Sequential Recommender Systems (SRSs) are widely employed to model user behavior over time. However, their robustness in the face of perturbations in training data remains a largely understudied yet critical issue. A fundamental challenge emerges in previous studies aimed at assessing the robustness of SRSs: the Rank-Biased Overlap (RBO) similarity is not particularly suited for this task as it is designed for infinite rankings of items and thus shows limitations in real-world scenarios. For instance, it fails to achieve a perfect score of 1 for two identical finite-length rankings. To address this challenge, we introduce a novel contribution: Finite Rank-Biased Overlap (FRBO), an enhanced similarity tailored explicitly for finite rankings. This innovation facilitates a more intuitive evaluation in practical settings. In pursuit of our goal, we empirically investigate the impact of removing items at different positions within a temporally ordered sequence. We evaluate two distinct SRS models across multiple datasets, measuring their performance using metrics such as Normalized Discounted Cumulative Gain (NDCG) and Rank List Sensitivity. Our results demonstrate that removing items at the end of the sequence has a statistically significant impact on performance, with NDCG decreasing up to 60%. Conversely, removing items from the beginning or middle has no significant effect. These findings underscore the criticality of the position of perturbed items in the training data. As we spotlight the vulnerabilities inherent in current SRSs, we fervently advocate for intensified research efforts to fortify their robustness against adversarial perturbations.

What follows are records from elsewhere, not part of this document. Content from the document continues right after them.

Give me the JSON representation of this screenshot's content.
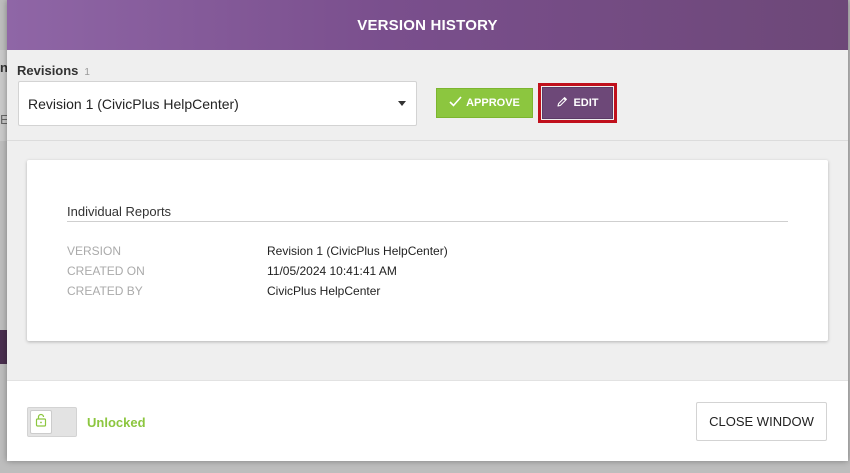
{
  "modal": {
    "title": "VERSION HISTORY"
  },
  "revisions": {
    "label": "Revisions",
    "count": "1",
    "selected": "Revision 1 (CivicPlus HelpCenter)"
  },
  "buttons": {
    "approve": "APPROVE",
    "edit": "EDIT",
    "close": "CLOSE WINDOW"
  },
  "report": {
    "title": "Individual Reports",
    "rows": [
      {
        "key": "VERSION",
        "value": "Revision 1 (CivicPlus HelpCenter)"
      },
      {
        "key": "CREATED ON",
        "value": "11/05/2024 10:41:41 AM"
      },
      {
        "key": "CREATED BY",
        "value": "CivicPlus HelpCenter"
      }
    ]
  },
  "lock": {
    "state": "Unlocked",
    "color": "#8cc63f"
  },
  "background": {
    "chars": [
      "n",
      "E"
    ]
  },
  "colors": {
    "header": "#7a4f8d",
    "approve": "#8cc63f",
    "edit": "#6d4878",
    "highlight": "#c0101c"
  }
}
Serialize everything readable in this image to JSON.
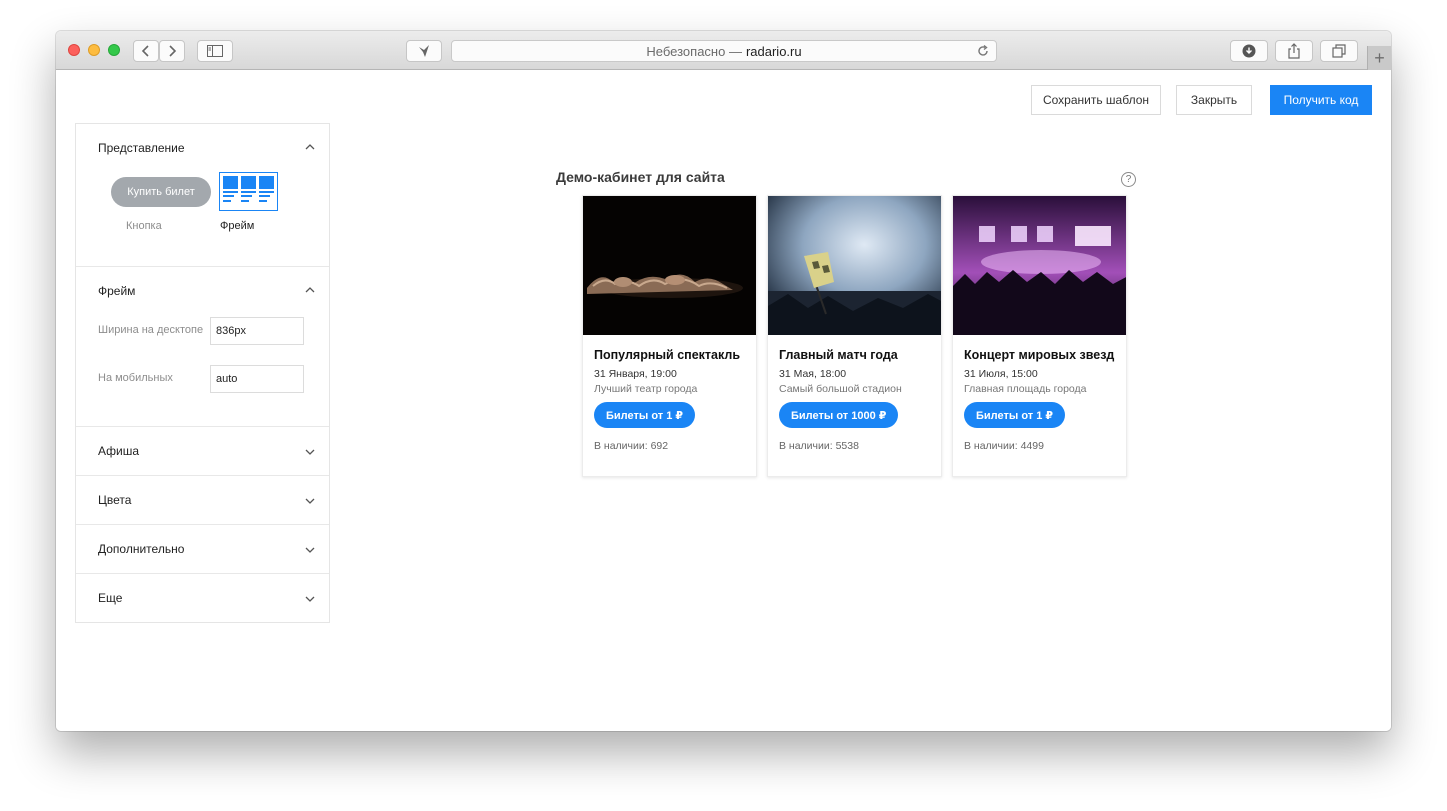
{
  "browser": {
    "url_prefix": "Небезопасно —",
    "url_domain": "radario.ru"
  },
  "toolbar": {
    "save_template": "Сохранить шаблон",
    "close": "Закрыть",
    "get_code": "Получить код"
  },
  "sidebar": {
    "view_section": {
      "title": "Представление",
      "button_preview": "Купить билет",
      "button_label": "Кнопка",
      "frame_label": "Фрейм"
    },
    "frame_section": {
      "title": "Фрейм",
      "desktop_width_label": "Ширина на десктопе",
      "desktop_width_value": "836px",
      "mobile_label": "На мобильных",
      "mobile_value": "auto"
    },
    "sections": [
      {
        "title": "Афиша"
      },
      {
        "title": "Цвета"
      },
      {
        "title": "Дополнительно"
      },
      {
        "title": "Еще"
      }
    ]
  },
  "main": {
    "title": "Демо-кабинет для сайта",
    "help_icon": "?"
  },
  "events": [
    {
      "title": "Популярный спектакль",
      "date": "31 Января, 19:00",
      "venue": "Лучший театр города",
      "button": "Билеты от 1 ₽",
      "stock": "В наличии: 692",
      "image": "theatre"
    },
    {
      "title": "Главный матч года",
      "date": "31 Мая, 18:00",
      "venue": "Самый большой стадион",
      "button": "Билеты от 1000 ₽",
      "stock": "В наличии: 5538",
      "image": "stadium"
    },
    {
      "title": "Концерт мировых звезд",
      "date": "31 Июля, 15:00",
      "venue": "Главная площадь города",
      "button": "Билеты от 1 ₽",
      "stock": "В наличии: 4499",
      "image": "concert"
    }
  ],
  "colors": {
    "accent": "#1a85f5",
    "pill_gray": "#a3a8ad"
  },
  "icons": {
    "back": "chevron-left-icon",
    "forward": "chevron-right-icon",
    "sidebar": "sidebar-icon",
    "extension": "bird-icon",
    "reload": "reload-icon",
    "download": "download-icon",
    "share": "share-icon",
    "tabs": "tabs-icon",
    "new_tab": "plus-icon",
    "collapse": "chevron-up-icon",
    "expand": "chevron-down-icon",
    "help": "help-icon"
  }
}
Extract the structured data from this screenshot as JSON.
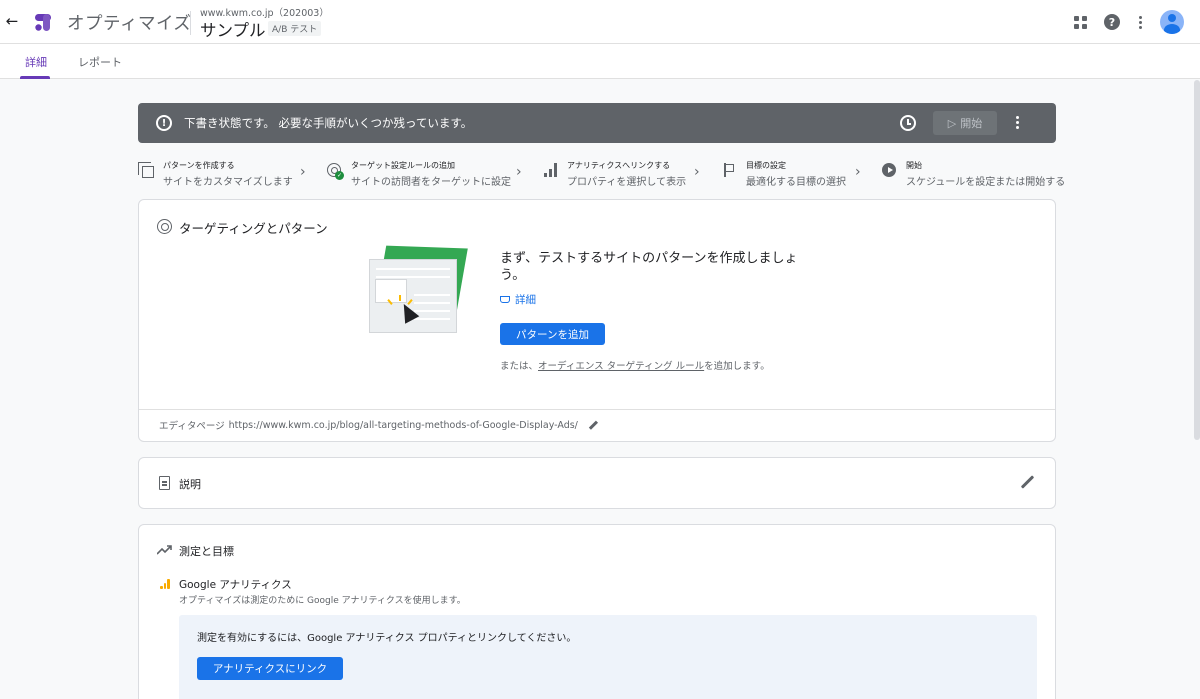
{
  "header": {
    "back_icon": "arrow-back-icon",
    "app_name": "オプティマイズ",
    "account": "www.kwm.co.jp（202003）",
    "experience_name": "サンプル",
    "experience_type": "A/B テスト",
    "icons": [
      "apps-icon",
      "help-icon",
      "more-vert-icon",
      "account-avatar"
    ]
  },
  "tabs": [
    {
      "label": "詳細",
      "active": true
    },
    {
      "label": "レポート",
      "active": false
    }
  ],
  "banner": {
    "message": "下書き状態です。 必要な手順がいくつか残っています。",
    "start_label": "開始",
    "color": "#5f6368"
  },
  "steps": [
    {
      "title": "パターンを作成する",
      "subtitle": "サイトをカスタマイズします",
      "icon": "copy-icon"
    },
    {
      "title": "ターゲット設定ルールの追加",
      "subtitle": "サイトの訪問者をターゲットに設定",
      "icon": "target-check-icon"
    },
    {
      "title": "アナリティクスへリンクする",
      "subtitle": "プロパティを選択して表示",
      "icon": "analytics-icon"
    },
    {
      "title": "目標の設定",
      "subtitle": "最適化する目標の選択",
      "icon": "flag-icon"
    },
    {
      "title": "開始",
      "subtitle": "スケジュールを設定または開始する",
      "icon": "play-icon"
    }
  ],
  "targeting_card": {
    "title": "ターゲティングとパターン",
    "lead": "まず、テストするサイトのパターンを作成しましょう。",
    "learn_more": "詳細",
    "add_variant_button": "パターンを追加",
    "or_prefix": "または、",
    "or_link": "オーディエンス ターゲティング ルール",
    "or_suffix": "を追加します。",
    "editor_label": "エディタページ",
    "editor_url": "https://www.kwm.co.jp/blog/all-targeting-methods-of-Google-Display-Ads/"
  },
  "description_card": {
    "title": "説明"
  },
  "measurement_card": {
    "title": "測定と目標",
    "ga_title": "Google アナリティクス",
    "ga_subtitle": "オプティマイズは測定のために Google アナリティクスを使用します。",
    "info_message": "測定を有効にするには、Google アナリティクス プロパティとリンクしてください。",
    "link_button": "アナリティクスにリンク"
  },
  "colors": {
    "accent": "#673ab7",
    "primary": "#1a73e8",
    "banner": "#5f6368",
    "success": "#1e8e3e",
    "analytics": "#f9ab00"
  }
}
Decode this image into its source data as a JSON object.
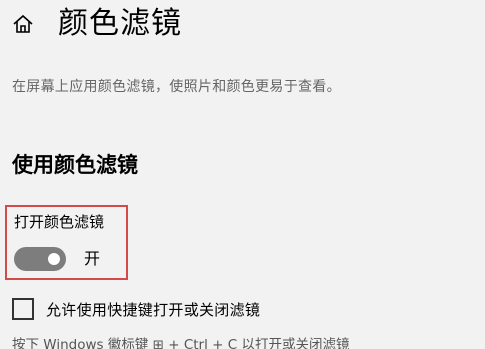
{
  "header": {
    "title": "颜色滤镜",
    "home_icon": "home-icon"
  },
  "description": "在屏幕上应用颜色滤镜，使照片和颜色更易于查看。",
  "section": {
    "title": "使用颜色滤镜",
    "toggle": {
      "label": "打开颜色滤镜",
      "state_text": "开",
      "on": true,
      "color": "#7d7d7d",
      "highlight_color": "#d24a4a"
    }
  },
  "shortcut": {
    "checked": false,
    "label": "允许使用快捷键打开或关闭滤镜"
  },
  "hint": "按下 Windows 徽标键 ⊞ + Ctrl + C 以打开或关闭滤镜"
}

翻译：序列推荐系统（SRSs）被广泛用于随时间建模用户行为，然而，其在面对训练数据扰动时的鲁棒性仍是一个亟待研究的重大问题。过去评估SRSs鲁棒性的研究中出现了一个根本性挑战：秩偏重叠（RBO）相似度并不特别适用于此任务，因为它专为无限项目序列设计，在现实场景中具有局限性。例如，对于两个相同的有限序列，它无法获得完美的1分。为解决此问题，我们提出了一项创新贡献：有限秩偏重叠（FRBO），一种专门针对有限序列优化的改进相似度指标。这一创新有助于在实际应用中进行更直观的评估。为实现研究目标，我们通过实证探索了在按时间排序的序列中删除不同位置项目的影响。我们在多个数据集上评估了两种不同的SRS模型，并使用归一化折损累计增益（NDCG）和序列列表敏感度等指标测量其性能。结果表明，删除序列末尾的项目对性能有统计上显著的影响，NDCG最多下降60%；而删除开头或中间的项目则无显著影响。这些发现强调了训练数据中扰动项目位置的关键性。通过揭示当前SRSs的固有脆弱性，我们强烈呼吁加强研究力度，以增强其对抗对抗性扰动的鲁棒性。